Alayna Belfry knits a pair of boot toppers. It is her fourth project under the guidance of Sandra McCormick.
Alayna Belfry knits a pair of boot toppers. It is her fourth project under the guidance of Sandra McCormick.
Alayna Belfry knits a pair of boot toppers. It is her fourth project under the guidance of Sandra McCormick.

By Aidan Cullis

It’s half past five in the evening on a dreary, early March day. Health services room C142 is filled with the sound of clicking and clinking knitting needles. The room, already painted in a fluorescent lime-green, is even more colourful when registered nurse Elizabeth “Billie” Pryer brings out a basket of brightly-coloured wool.

First-year museum studies student Sam Vannoy is knitting furiously away in a corner on one of two projects she has strung together so that if she gets tired of working on one, she can switch to the other.

She is among the 15-20 students who gather each Wednesday for the health services after-school program “Knit ‘n Knatter.”
“I’ve been an avid knitter for some time now,” says Vannoy. “I came by here one day to see what was going on, and immediately loved it. It’s a great way to meet other knitters and swap ideas with each other.”

The idea was picked up by health services manager Sandra McCormick and registered nurse Pryer when they visited the Wabano Centre for Aboriginal Health last spring as part of a larger healthy living initiative.

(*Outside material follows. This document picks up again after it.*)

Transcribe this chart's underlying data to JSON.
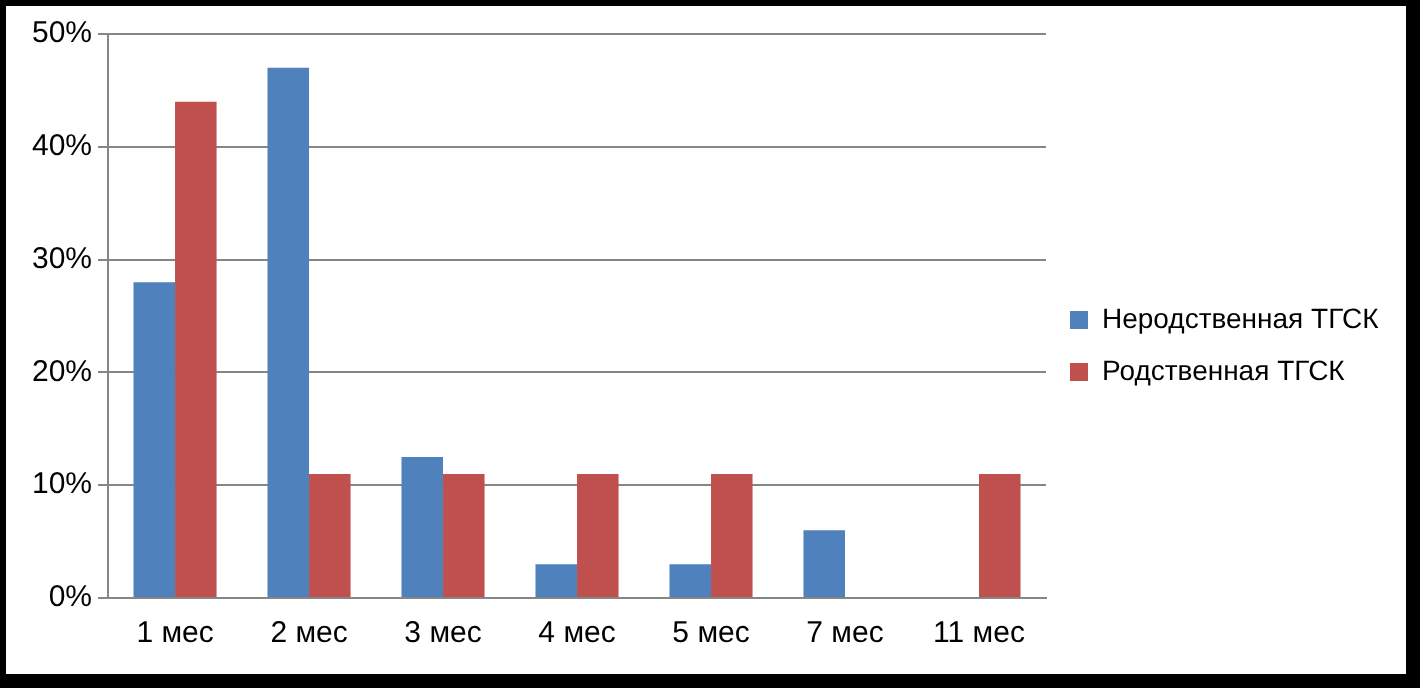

“We were inspired by the way they used crafts to promote mental health and physical well-being,” says McCormick. “We started doing research on the benefits of knitting and wanted to organize something similar to bring people together.”

While this is the circle’s first year at the college, the knitting circle has its roots in “Stitch ‘n Bitch,” a term used to refer to knitting groups since the second World War that eventually became an international organization.

Due to concerns from public relations over the original name, McCormick decided on the more appealing “Knit ‘n Knatter”.

Elizabeth Neilson, a first-year mobile application design and development student, joined the group in late September. Neilson, who has been knitting since she was five or six, says she joined the group because it provided her with a set time and place to knit. Neilson finds knitting to be relaxing, and says it shares many similarities to her program.
“It provides a break from coding. But at the same time, it’s a lot like coding. Both possess commands and variables with specific outcomes,” said Neilson. “It’s exciting to see the final product.”

First-year computer engineering technology computer science student, Alayna Belfry has been involved with the circle since January. Although she joined late in the year and had no previous knitting experience, with the techniques learned from McCormick, Belfry is now working on her fourth project: a finely-crafted pair of boot toppers.

Belfry agrees with Vannoy and Neilson that knitting helps her relax and multi-task, even knitting in class to help her concentrate.

Vannoy also knits during class because she has attention deficit disorder, and the repetitive movement helps her focus. Vannoy learned to knit when she was six after her grandmother taught her the basics, but really embraced it at the age of 18. Now, Vannoy is such an avid knitter, it is not uncommon to see her working on two projects at once, and is so engaged with knitting that she took classes on how to spin and dye her own yarn. She has even developed a business around her knitting talents.

“I learn from repeating things,” she said. “You can learn a lot about yourself; it took knitting to realize I could be patient.”
While Vannoy still gets frustrated from time to time with one of the numerous projects she has on the go, she doesn’t mind taking a break from knitting to clear her head, because it isn’t long before she’s at it again.
“When you learn to fix your own mistakes,” said Vannoy, “that’s what you really take off.”